Marie, la mère de Jésus, fut perçue, à travers les âges, comme jeune fille juive, femme décrite par les Évangiles qui est définie comme « mère de Dieu » en 431, vénérée comme une impératrice en Orient et bientôt comme une souveraine en Occident où elle trône, le diadème sur la tête, son fils sur les genoux. Elle est devenue la reine du ciel et de la terre. Elle accomplit des miracles. La chrétienté la prie à Chartres et dans de célèbres lieux de pèlerinage. Voici qu’elle est devenue mère des moines et des laïcs.

Au XVIe siècle, les Protestants s’insurgent contre les Catholiques qu’ils suspectent d’avoir idolâtré Marie. À la Révolution, la déesse Raison la remplace à Notre-Dame. Puis au XIXe siècle elle redevient la femme modèle, la mère exemplaire. Elle multiplie ses apparitions (Lourdes, 1858), elle est proclamée Immaculée Conception (1858) et, un siècle plus tard, élevée dans l’éternité par le dogme de l’Assomption (fête du 15 août).

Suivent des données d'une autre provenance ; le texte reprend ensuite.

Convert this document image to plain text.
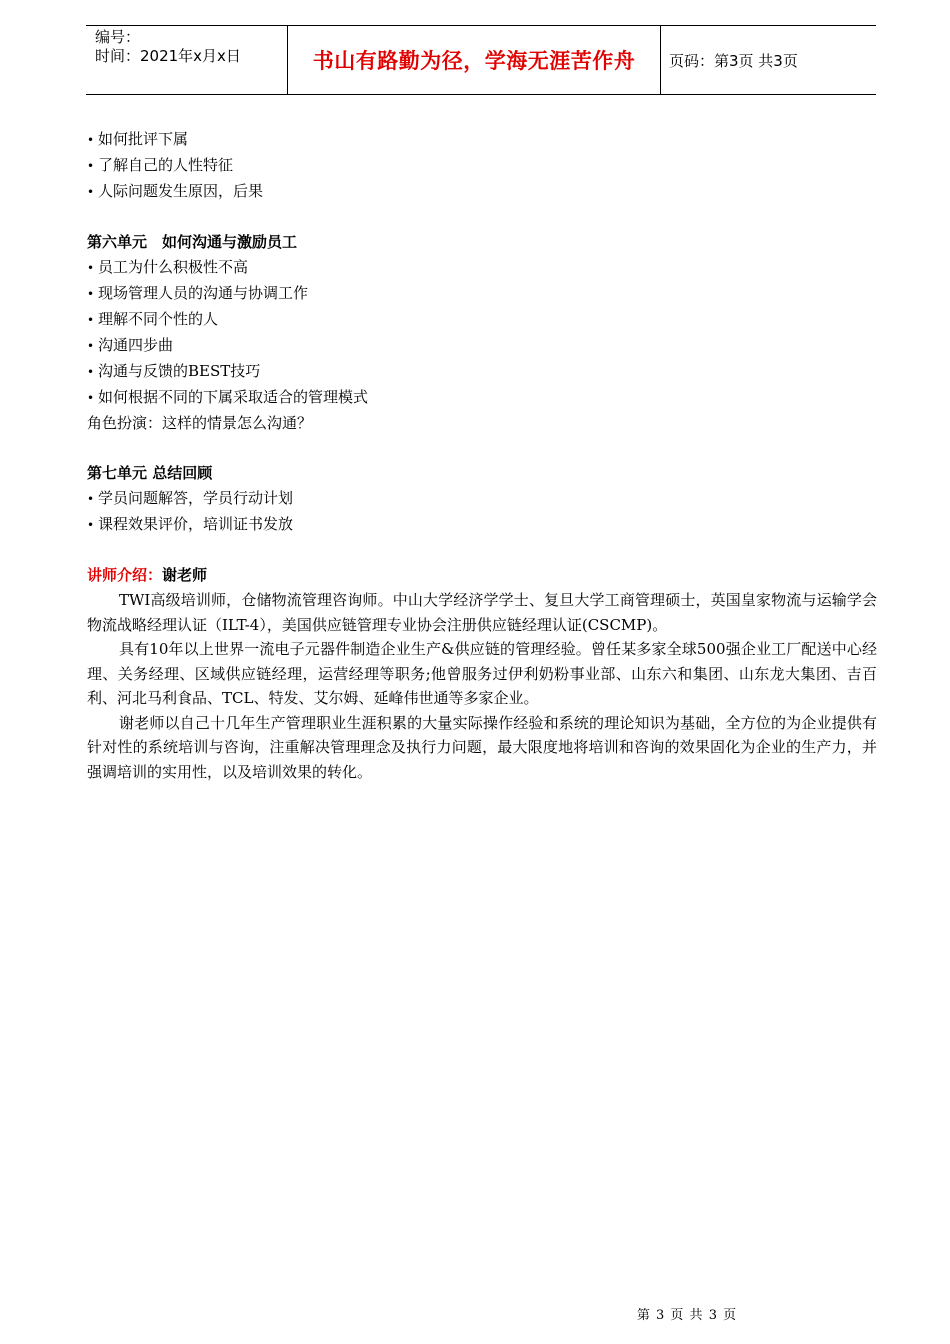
编号：
时间：2021年x月x日	书山有路勤为径，学海无涯苦作舟	页码：第3页 共3页
• 如何批评下属
• 了解自己的人性特征
• 人际问题发生原因，后果
第六单元　如何沟通与激励员工
• 员工为什么积极性不高
• 现场管理人员的沟通与协调工作
• 理解不同个性的人
• 沟通四步曲
• 沟通与反馈的BEST技巧
• 如何根据不同的下属采取适合的管理模式
角色扮演：这样的情景怎么沟通？
第七单元 总结回顾
• 学员问题解答，学员行动计划
• 课程效果评价，培训证书发放
讲师介绍：谢老师
TWI高级培训师，仓储物流管理咨询师。中山大学经济学学士、复旦大学工商管理硕士，英国皇家物流与运输学会物流战略经理认证（ILT-4），美国供应链管理专业协会注册供应链经理认证(CSCMP)。
具有10年以上世界一流电子元器件制造企业生产&供应链的管理经验。曾任某多家全球500强企业工厂配送中心经理、关务经理、区域供应链经理，运营经理等职务;他曾服务过伊利奶粉事业部、山东六和集团、山东龙大集团、吉百利、河北马利食品、TCL、特发、艾尔姆、延峰伟世通等多家企业。
谢老师以自己十几年生产管理职业生涯积累的大量实际操作经验和系统的理论知识为基础，全方位的为企业提供有针对性的系统培训与咨询，注重解决管理理念及执行力问题，最大限度地将培训和咨询的效果固化为企业的生产力，并强调培训的实用性，以及培训效果的转化。
第 3 页 共 3 页
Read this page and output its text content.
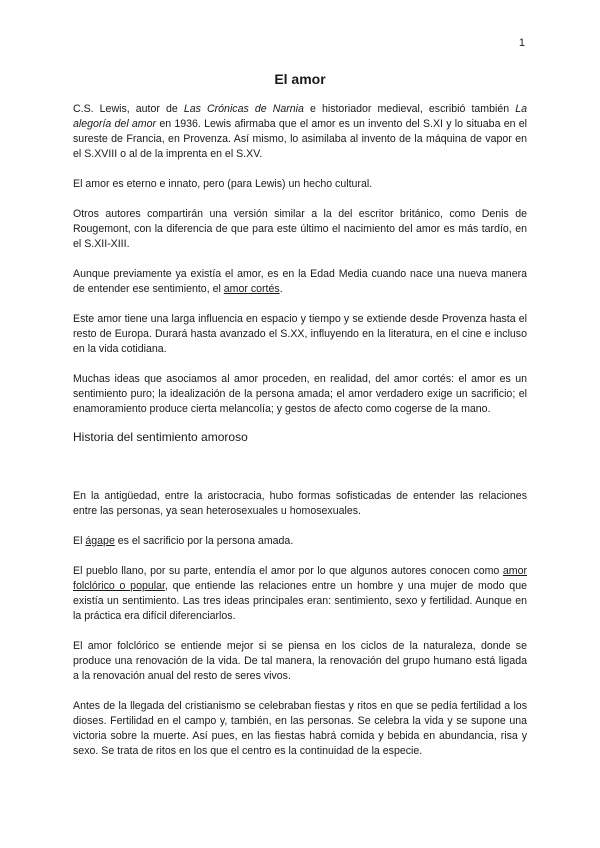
1
El amor

C.S. Lewis, autor de Las Crónicas de Narnia e historiador medieval, escribió también La alegoría del amor en 1936. Lewis afirmaba que el amor es un invento del S.XI y lo situaba en el sureste de Francia, en Provenza. Así mismo, lo asimilaba al invento de la máquina de vapor en el S.XVIII o al de la imprenta en el S.XV.

El amor es eterno e innato, pero (para Lewis) un hecho cultural.

Otros autores compartirán una versión similar a la del escritor británico, como Denis de Rougemont, con la diferencia de que para este último el nacimiento del amor es más tardío, en el S.XII-XIII.

Aunque previamente ya existía el amor, es en la Edad Media cuando nace una nueva manera de entender ese sentimiento, el amor cortés.

Este amor tiene una larga influencia en espacio y tiempo y se extiende desde Provenza hasta el resto de Europa. Durará hasta avanzado el S.XX, influyendo en la literatura, en el cine e incluso en la vida cotidiana.

Muchas ideas que asociamos al amor proceden, en realidad, del amor cortés: el amor es un sentimiento puro; la idealización de la persona amada; el amor verdadero exige un sacrificio; el enamoramiento produce cierta melancolía; y gestos de afecto como cogerse de la mano.

Historia del sentimiento amoroso

En la antigüedad, entre la aristocracia, hubo formas sofisticadas de entender las relaciones entre las personas, ya sean heterosexuales u homosexuales.

El ágape es el sacrificio por la persona amada.

El pueblo llano, por su parte, entendía el amor por lo que algunos autores conocen como amor folclórico o popular, que entiende las relaciones entre un hombre y una mujer de modo que existía un sentimiento. Las tres ideas principales eran: sentimiento, sexo y fertilidad. Aunque en la práctica era difícil diferenciarlos.

El amor folclórico se entiende mejor si se piensa en los ciclos de la naturaleza, donde se produce una renovación de la vida. De tal manera, la renovación del grupo humano está ligada a la renovación anual del resto de seres vivos.

Antes de la llegada del cristianismo se celebraban fiestas y ritos en que se pedía fertilidad a los dioses. Fertilidad en el campo y, también, en las personas. Se celebra la vida y se supone una victoria sobre la muerte. Así pues, en las fiestas habrá comida y bebida en abundancia, risa y sexo. Se trata de ritos en los que el centro es la continuidad de la especie.
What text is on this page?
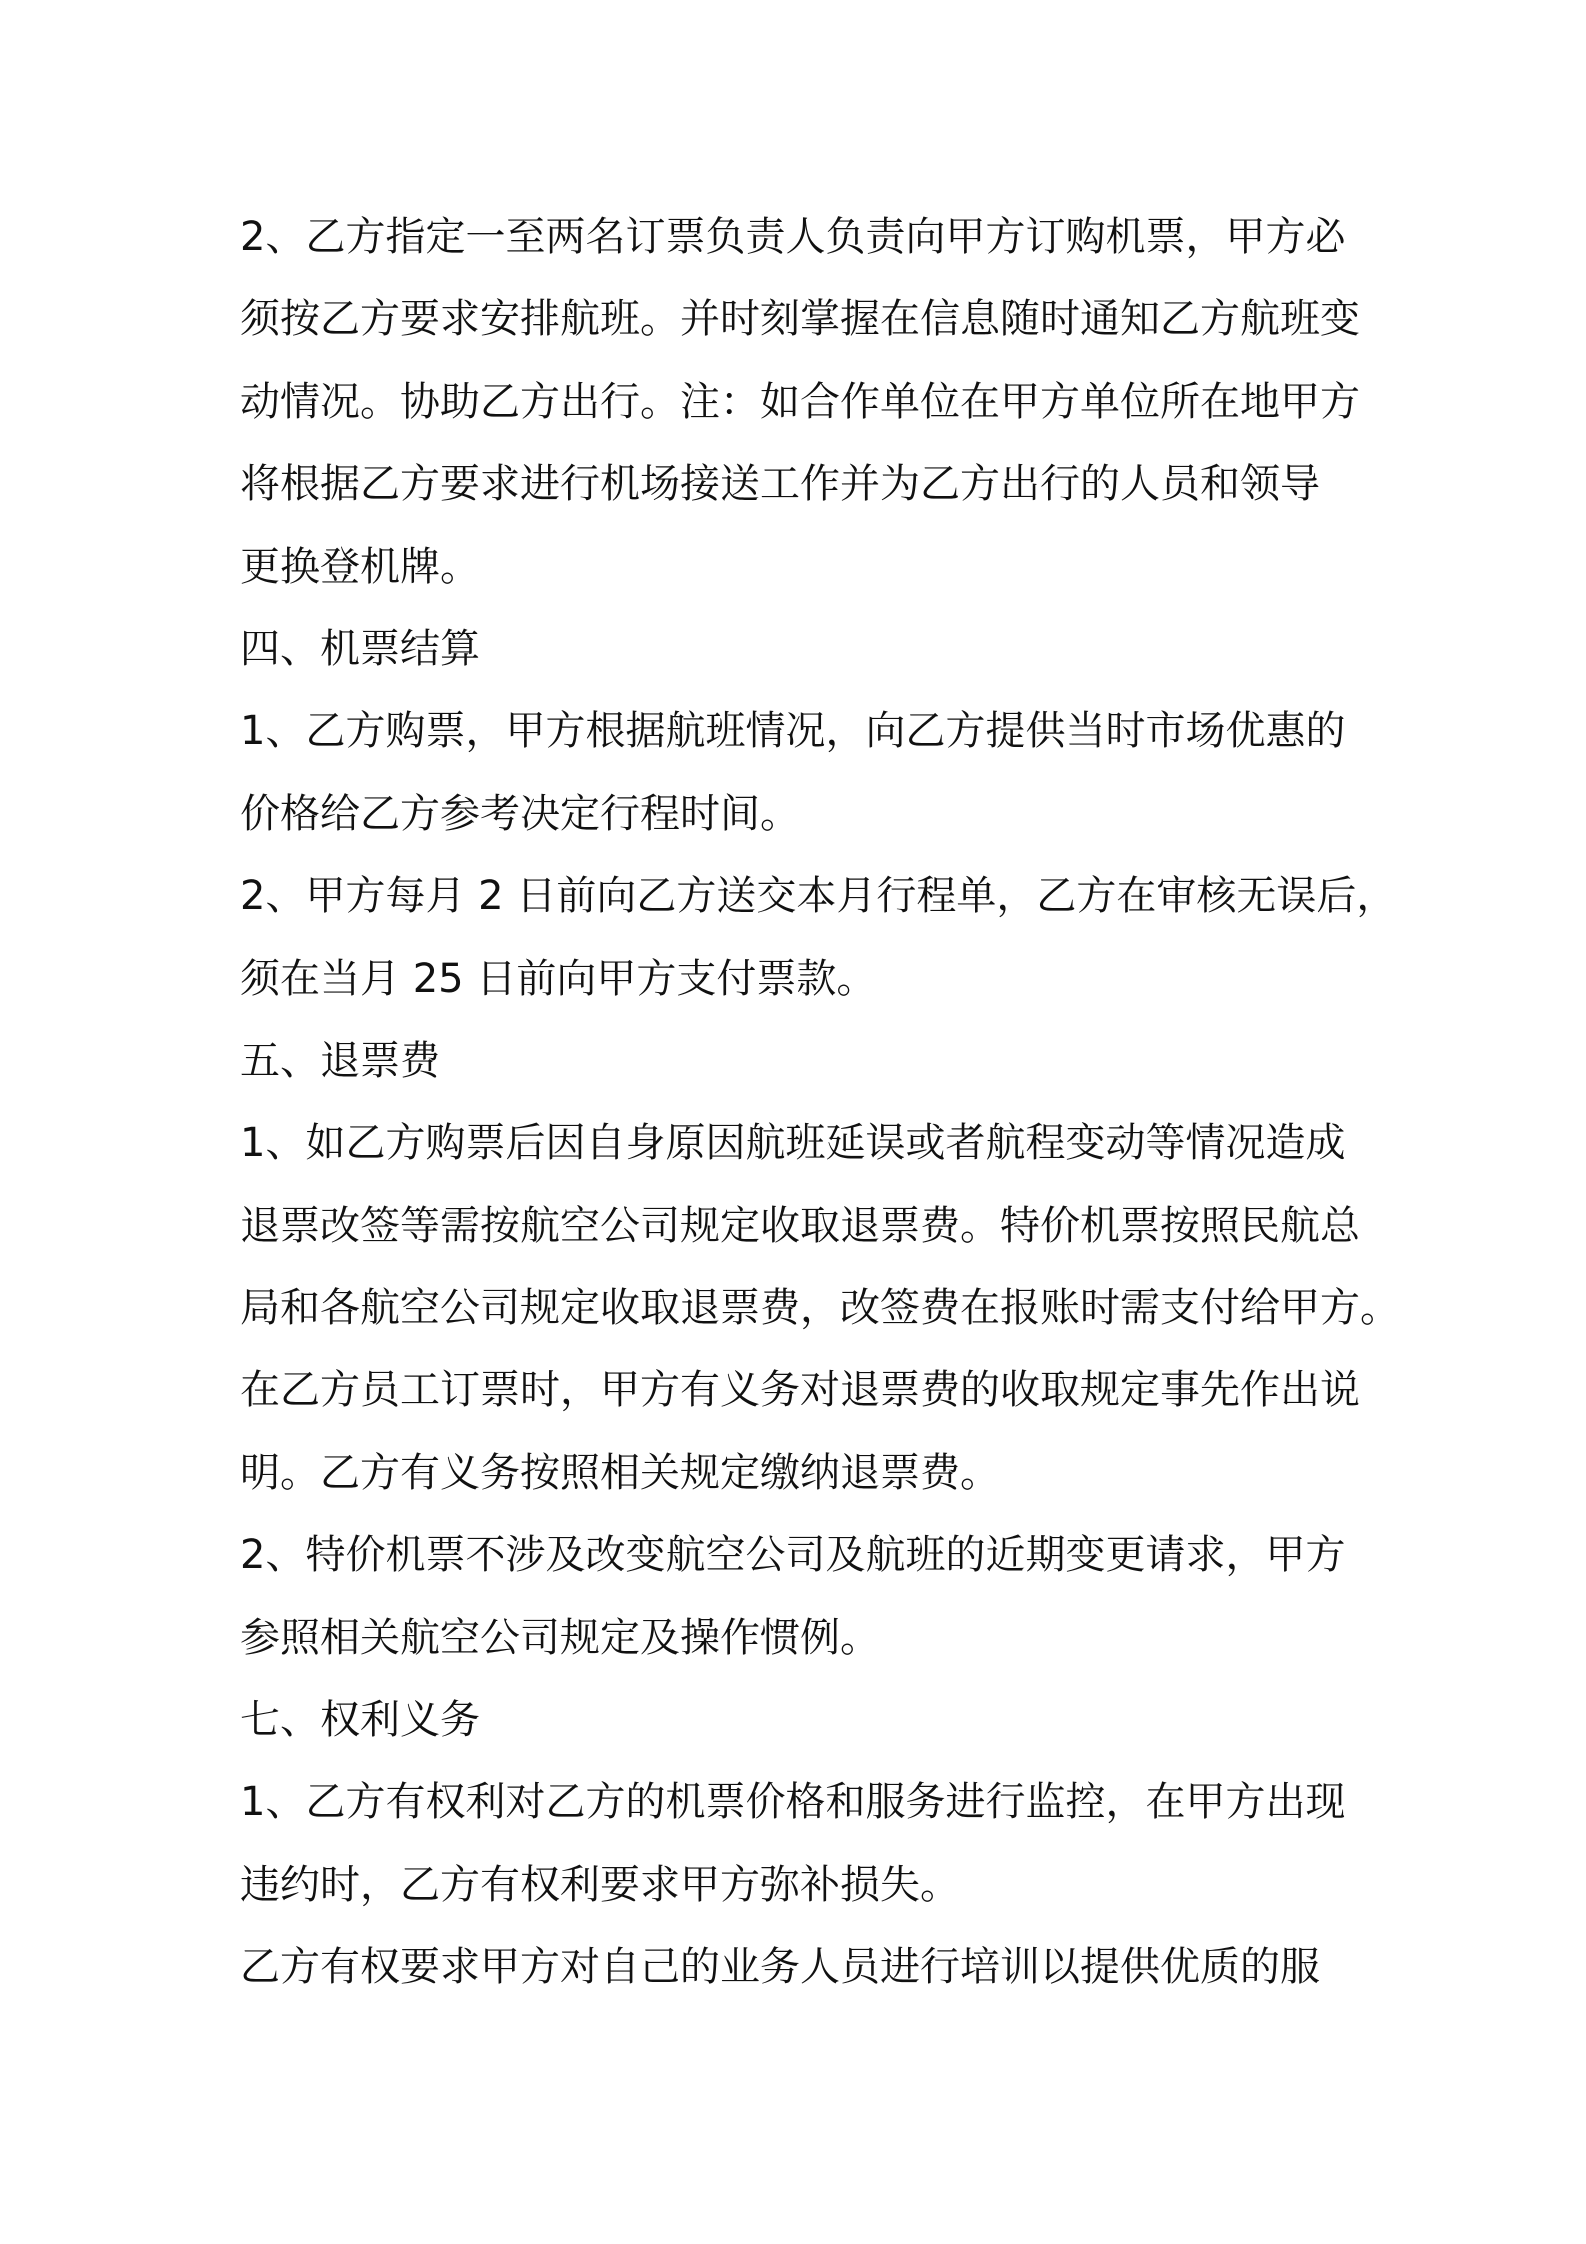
2、乙方指定一至两名订票负责人负责向甲方订购机票，甲方必
须按乙方要求安排航班。并时刻掌握在信息随时通知乙方航班变
动情况。协助乙方出行。注：如合作单位在甲方单位所在地甲方
将根据乙方要求进行机场接送工作并为乙方出行的人员和领导
更换登机牌。
四、机票结算
1、乙方购票，甲方根据航班情况，向乙方提供当时市场优惠的
价格给乙方参考决定行程时间。
2、甲方每月 2 日前向乙方送交本月行程单，乙方在审核无误后，
须在当月 25 日前向甲方支付票款。
五、退票费
1、如乙方购票后因自身原因航班延误或者航程变动等情况造成
退票改签等需按航空公司规定收取退票费。特价机票按照民航总
局和各航空公司规定收取退票费，改签费在报账时需支付给甲方。
在乙方员工订票时，甲方有义务对退票费的收取规定事先作出说
明。乙方有义务按照相关规定缴纳退票费。
2、特价机票不涉及改变航空公司及航班的近期变更请求，甲方
参照相关航空公司规定及操作惯例。
七、权利义务
1、乙方有权利对乙方的机票价格和服务进行监控，在甲方出现
违约时，乙方有权利要求甲方弥补损失。
乙方有权要求甲方对自己的业务人员进行培训以提供优质的服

L’Assomption de la Vierge ( 1637 ), huile sur toile
L’Assomption de la Vierge ( 1637 ), huile sur toile
Guido Reni ( 1575 - 1642 )

Elle a pour nom la Mère de Dieu. Les siècles la saluent comme la Reine des cieux... Les Évangiles l’appellent Marie. La voici Notre-Dame au Moyen Age, Madone aux temps modernes, Immaculée aux époques contemporaines. La Reine du Ciel traverse le temps au fil des regards qui lui donnent un visage d’éternité pour la contempler. Ce parcours raconte comment la femme de l’histoire est devenue la Vierge Marie de la croyance...

Femme des Évangiles

Le personnage historique habite la Galilée du 1er siècle. Miryam est alors une jeune fille juive parmi d’autres jeunes filles. Les premières sources à la mentionner sont les récits écrits par les évangélistes Marc, Matthieu, Luc et Jean entre 70 et 100. D’elle, il est peu dit. Un matin de vision, selon Luc, l’ange est entré dans sa vie pour lui annoncer que vierge, elle enfanterait un fils du nom de Jésus. La Vierge enfante : c’est un paradoxe pour traduire le mystère du Dieu qui se fait homme, autre paradoxe. Avec l’Incarnation, débute ainsi l’histoire du christianisme dont Marie est située à l’origine. Les évangélistes voient en effet en elle celle qui a donné naissance au Jésus de l’histoire reconnu comme « Christ » - mot grec qui traduit le terme hébraïque « messie » - par les premiers chrétiens.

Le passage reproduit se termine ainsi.